The Pope told them "what needs to be done in the United States is to pray for it" and "the support (of the victims)" is also important.
He mentioned that before this scandal, the country's bishops had been to a spiritual retreat to pray some weeks before.
Noriega explained that she asked the Pope what she can do in her role as youth minister because "some begin to lose faith not in God but in the Church structure."
Francis told her that "the young people are suffering" and "the victims are suffering," and what they have to do is accompany them and "pray for them and for the bishops."
This young woman highlighted, especially, the Hispanic community importance for the Catholic Church in the United States because "the American Catholic new face is my own, that of a Hispanic woman."
At lunch, they also spoke of the Christian's problems in the Holy Land, as a young Palestinian was present, Dana Salah, the Spanish Miguel Angel Croche; the Australian Dennis Montano Galdamez, Angelina Nayire from Burkina Faso, Badwin Taitus from India and Ermilda Santo Montezuma representing the natives of Panama also attended the meeting.
Since Pope Francis stepped on the Panamanian soil, "we have all been very pleased and grateful, above all, for what is happening at the World Youth Day (WYD)," said Bishop Manuel Ochogavia Barahona, Episcopal Conference of Panama's secretary.

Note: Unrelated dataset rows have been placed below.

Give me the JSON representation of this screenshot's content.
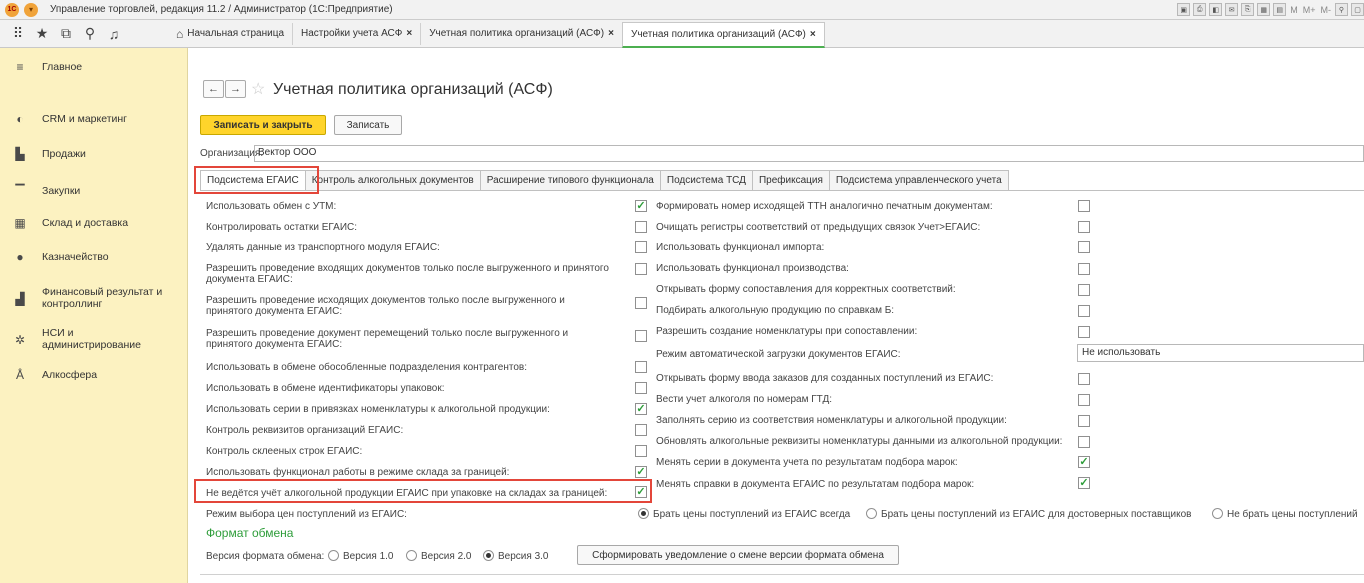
{
  "window": {
    "title": "Управление торговлей, редакция 11.2 / Администратор  (1С:Предприятие)",
    "logo": "1С",
    "menu_icon": "chevron-down-icon"
  },
  "toolbar_icons": [
    "save-icon",
    "print-icon",
    "preview-icon",
    "email-icon",
    "attach-icon",
    "table-icon",
    "calendar-icon",
    "M",
    "M+",
    "M-",
    "zoom-icon",
    "window-icon"
  ],
  "tabbar": {
    "icons": [
      "apps-grid-icon",
      "favorites-star-icon",
      "history-icon",
      "search-icon",
      "notifications-bell-icon"
    ],
    "home_label": "Начальная страница",
    "tabs": [
      {
        "label": "Настройки учета АСФ",
        "close": "×"
      },
      {
        "label": "Учетная политика организаций (АСФ)",
        "close": "×"
      },
      {
        "label": "Учетная политика организаций (АСФ)",
        "close": "×",
        "active": true
      }
    ]
  },
  "sidebar": {
    "items": [
      {
        "label": "Главное",
        "icon": "menu-lines-icon"
      },
      {
        "label": "CRM и маркетинг",
        "icon": "crm-icon"
      },
      {
        "label": "Продажи",
        "icon": "sales-bag-icon"
      },
      {
        "label": "Закупки",
        "icon": "cart-icon"
      },
      {
        "label": "Склад и доставка",
        "icon": "warehouse-icon"
      },
      {
        "label": "Казначейство",
        "icon": "treasury-icon"
      },
      {
        "label": "Финансовый результат и контроллинг",
        "icon": "chart-icon"
      },
      {
        "label": "НСИ и администрирование",
        "icon": "gear-icon"
      },
      {
        "label": "Алкосфера",
        "icon": "bottle-icon"
      }
    ]
  },
  "page": {
    "title": "Учетная политика организаций (АСФ)",
    "save_close_label": "Записать и закрыть",
    "save_label": "Записать",
    "org_label": "Организация:",
    "org_value": "Вектор ООО",
    "form_tabs": [
      "Подсистема ЕГАИС",
      "Контроль алкогольных документов",
      "Расширение типового функционала",
      "Подсистема ТСД",
      "Префиксация",
      "Подсистема управленческого учета"
    ]
  },
  "left_settings": [
    {
      "label": "Использовать обмен с УТМ:",
      "checked": true
    },
    {
      "label": "Контролировать остатки ЕГАИС:",
      "checked": false
    },
    {
      "label": "Удалять данные из транспортного модуля ЕГАИС:",
      "checked": false
    },
    {
      "label": "Разрешить проведение входящих документов только после выгруженного и принятого документа ЕГАИС:",
      "checked": false
    },
    {
      "label": "Разрешить проведение исходящих документов только после выгруженного и принятого документа ЕГАИС:",
      "checked": false
    },
    {
      "label": "Разрешить проведение документ перемещений только после выгруженного и принятого документа ЕГАИС:",
      "checked": false
    },
    {
      "label": "Использовать в обмене обособленные подразделения контрагентов:",
      "checked": false
    },
    {
      "label": "Использовать в обмене идентификаторы упаковок:",
      "checked": false
    },
    {
      "label": "Использовать серии в привязках номенклатуры к алкогольной продукции:",
      "checked": true
    },
    {
      "label": "Контроль реквизитов организаций ЕГАИС:",
      "checked": false
    },
    {
      "label": "Контроль склееных строк ЕГАИС:",
      "checked": false
    },
    {
      "label": "Использовать функционал работы в режиме склада за границей:",
      "checked": true
    },
    {
      "label": "Не ведётся учёт алкогольной продукции ЕГАИС при упаковке на складах за границей:",
      "checked": true
    }
  ],
  "right_settings": [
    {
      "label": "Формировать номер исходящей ТТН аналогично печатным документам:",
      "checked": false
    },
    {
      "label": "Очищать регистры соответствий от предыдущих связок Учет>ЕГАИС:",
      "checked": false
    },
    {
      "label": "Использовать функционал импорта:",
      "checked": false
    },
    {
      "label": "Использовать функционал производства:",
      "checked": false
    },
    {
      "label": "Открывать форму сопоставления для корректных соответствий:",
      "checked": false
    },
    {
      "label": "Подбирать алкогольную продукцию по справкам Б:",
      "checked": false
    },
    {
      "label": "Разрешить создание номенклатуры при сопоставлении:",
      "checked": false
    },
    {
      "label": "Режим автоматической загрузки документов ЕГАИС:",
      "value": "Не использовать"
    },
    {
      "label": "Открывать форму ввода заказов для созданных поступлений из ЕГАИС:",
      "checked": false
    },
    {
      "label": "Вести учет алкоголя по номерам ГТД:",
      "checked": false
    },
    {
      "label": "Заполнять серию из соответствия номенклатуры и алкогольной продукции:",
      "checked": false
    },
    {
      "label": "Обновлять алкогольные реквизиты номенклатуры данными из алкогольной продукции:",
      "checked": false
    },
    {
      "label": "Менять серии в документа учета по результатам подбора марок:",
      "checked": true
    },
    {
      "label": "Менять справки в документа ЕГАИС по результатам подбора марок:",
      "checked": true
    }
  ],
  "price_mode": {
    "label": "Режим выбора цен поступлений из ЕГАИС:",
    "options": [
      {
        "label": "Брать цены поступлений из ЕГАИС всегда",
        "selected": true
      },
      {
        "label": "Брать цены поступлений из ЕГАИС для достоверных поставщиков",
        "selected": false
      },
      {
        "label": "Не брать цены поступлений",
        "selected": false
      }
    ]
  },
  "exchange_format": {
    "title": "Формат обмена",
    "version_label": "Версия формата обмена:",
    "versions": [
      {
        "label": "Версия 1.0",
        "selected": false
      },
      {
        "label": "Версия 2.0",
        "selected": false
      },
      {
        "label": "Версия 3.0",
        "selected": true
      }
    ],
    "notify_button": "Сформировать уведомление о смене версии формата обмена"
  },
  "colors": {
    "sidebar_bg": "#fcf2c1",
    "primary_button": "#ffd42b",
    "check": "#2e9d3a",
    "highlight": "#e3463a",
    "accent_green": "#4caf50"
  }
}
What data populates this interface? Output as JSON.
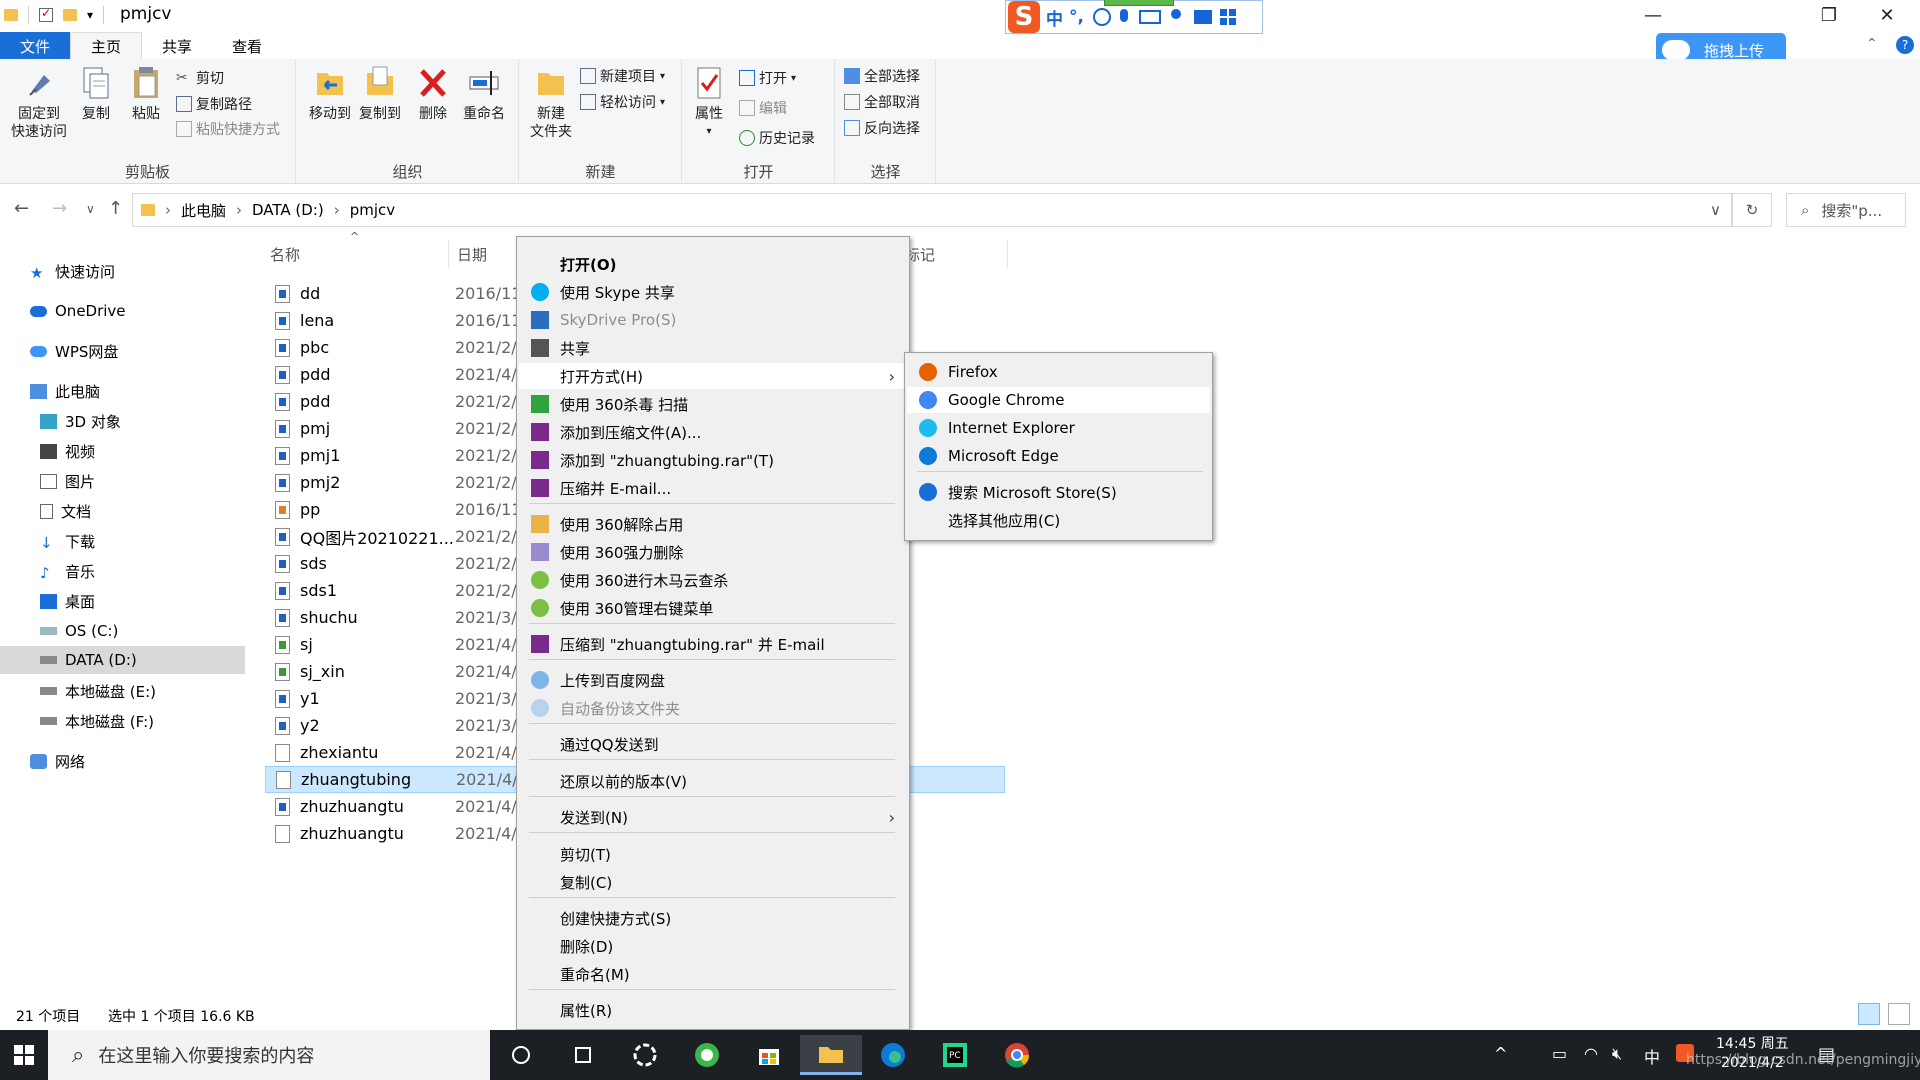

The Diocese of Colon-Guna Yala Bishop also said that when it was announced three years ago that the WYD would be held in Panama, they became very nervous, but they were sure that the pilgrims would respond to the convocation that, today, gathers tens of thousands of them in the Central American country.
The Pope Francis' visit has shocked the capital of Panama, to such an extent that thousands of devotees and onlookers congregate in places and routes the Holy Father appears since he arrived Last Wednesday.
Ochogavia stressed that Francis has expressed to the ecclesiastical and private authorities the warm reception he has received and that he has bee amazed by the organization of this youth religious meeting.
On the other hand, the Panamanian bishop said that this day leaves an immense number of young people who "grow and walk," and that the Catholic Church representatives will open the doors to them so they can be the source of change that we need.
The message of Pope Francis at WYD in Panama has been one of renovation and leaving aside the culture of indifference and "discard" that generates so much pain and indifference in the face of situations that deeply mark our realities as societies said Ochogavia.
"I believe in the hope of our young ... that they can be actors of a change and generate those processes to help us recover peace, for progress in equity and justice," the monseigneur told journalists in the celebration of WYD framework.